I can understand how this album has remained in the shrouded darkness of time until now: no reissues, no promotions, few reports. This shouldn’t surprise us: who has ever wasted time reviewing a prototype? Prototypes are ideas that are often put into practice in a direct, almost crude way, attempts, often unsuccessful, which lead to the discovery of errors, of possibilities, which once elaborated, cleaned up, revised, lead to a finished product, often elegant, eager for success and approval. This album is a prototype, a curious and elaborate form, perhaps with a Baroque construction, whose folds were the basis of something that would then be seen to develop in the years to come and which lays its foundations within the creative partnership between Brian Eno and Robert Fripp over the years in the second half of the seventies. “God Save The Queen / Under Heavy Manners” is a crossroads of announced possibilities, some of which have ended up in dead ends, while others have continued to expand, up to the latest works by Fripp, the recent “Leviathan” and the box “Music for quiet moments “. An intersection which, in turn, allows different levels of reading and listening, leaving the listener spoiled for choice.
Let’s start with the first side of the original album, “God Save The Queen”, which contained recordings made on tour in 1979 after the publication of “Exposure”, a performance based on Frippetronics that Fripp performed in unconventional places (record shops, offices, areas restaurants, planetariums) armed only with his Gibson Les Paul guitar, a pedal board and two Revox tape recorders. They are mostly scattered performances with a separate melody, which sometimes appears between the layers and textures generated by the guitar. A layering of improvised guitars across the two Revox units. This is pure Frippertonics, with nothing but Fripp’s guitar and no other sound that is not processed by the two recorders. Music is something like the ebb and flow of waves and is potentially very relaxing. Each of the three pieces is both a study of minimalism and a representation of the desire to distance himself from the grandiose music he created between the early and mid-1970s. The big progressive rock productions had passed away and Fripp was trying to latch onto the more avant-garde art-rock and new wave bands that were emerging in the late 1970s. Minimalism also had a great influence during this period. Composers like Steve Reich and Phillip Glass almost looked like rock stars and pop artists like Devo and Talking Heads were enjoying tremendous popularity with their minimalism-influenced rock. It should therefore not be surprising the presence of Byrne in the song “Under Heavy Manners”, a fun experiment of “Discotronics” that blends Frippetronics and dancefloor four-quarter rhythms with the help of bassist Busta Cherry Jones and drummer Paul Duskin, and in which Byrne sings obsessively screaming a text in which each verse ends in ‘ism’. It is dance that you can dance with your brain, perhaps while working in an architecture studio.

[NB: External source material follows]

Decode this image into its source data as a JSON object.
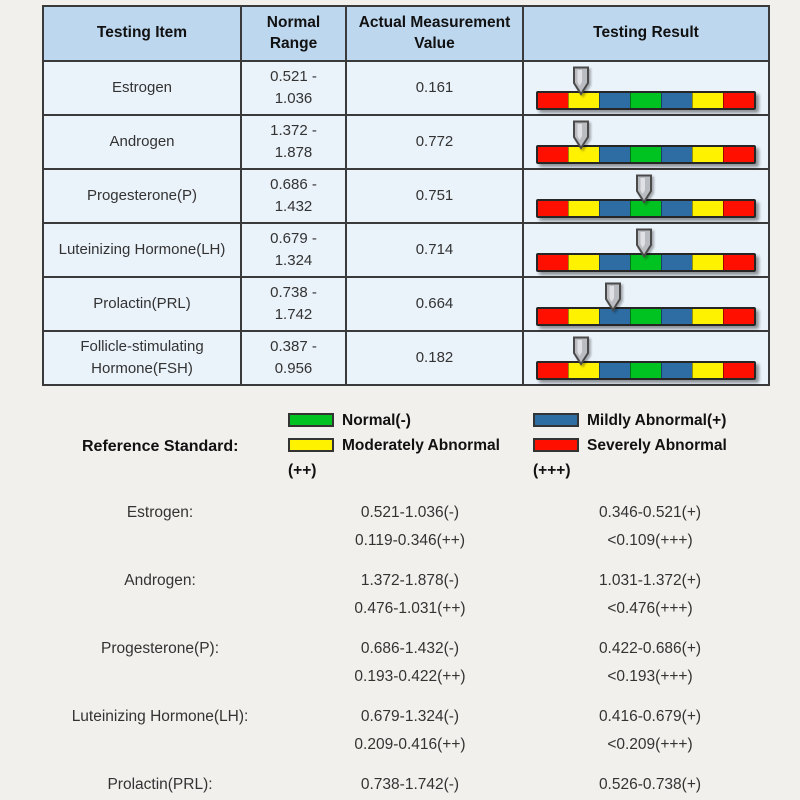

He is the neurotic David Byrne of the best Talking Heads records, the one who in 1979 shouted that “This ain’t no party, this ain’t no disco, This ain’t no fooling around No time for dancing, or lovey dovey, I ain’t got time for that now “. And in 1980, indeed, there was no more time for music or dancing, not even at the Mudd Club and at C. B. G. B. Also because, in 1980, Fripp was traveling fast: “Exposure” had just come out in 1979, “The League Of Gentlemen ”and“ Let The Power Fall ”will follow shortly in 1981, while the collaboration with old friend Andy Summers,“ I Advance Masked ”will arrive in 1982. We add the return of King Crimson with a new line-up and a legendary album such as“ Disciplines ”and we can understand how Robert Fripp in the early 80s is a man on a mission, looking for new possibilities and open directions. The second track, “The Zero of the Signified” lasts more than 12 minutes and this time it further explores the sound of the complete band with no vocals. The nice thing about this track is that after about halfway, the other instruments come to an end as the soundscape created by Fripp’s guitar work is left to finish the track, returning to the essential nakedness of the first part of the album. “Music On Hold” is a jam recently discovered during the assembly work of the box set of “Exposure” and which testifies to Fripp’s skill and imagination when it comes to improvising for a long time on a single chord.

“God Save The Queen / Under Heavy Manners” is a patently imperfect album, an embryonic work made up of ideas and circuits left open, experimental music on which Fripp began to build a personal career in ambient music, indicating new directions for this genre and demonstrating that the guitar was no longer just the instrument of pop and rock music. With flippertronics the guitar becomes something else, it begins its own personal journey outside of pop music to become an icy intellectual object, at the service of the mind and thought, no longer just sweat and sex. A dress rehearsal of an attempt to move the guitar sound in the 1980s. The interesting thing here is that even today bands and guitarists use his techniques and styles, however, with more up-to-date equipment that produces more interesting sounds. But the technique is still there, Fripp’s ideas are still used and this album, while not exactly a masterpiece, should occupy a better place in the progression of modern music. Rediscover it, don’t let another forty years pass.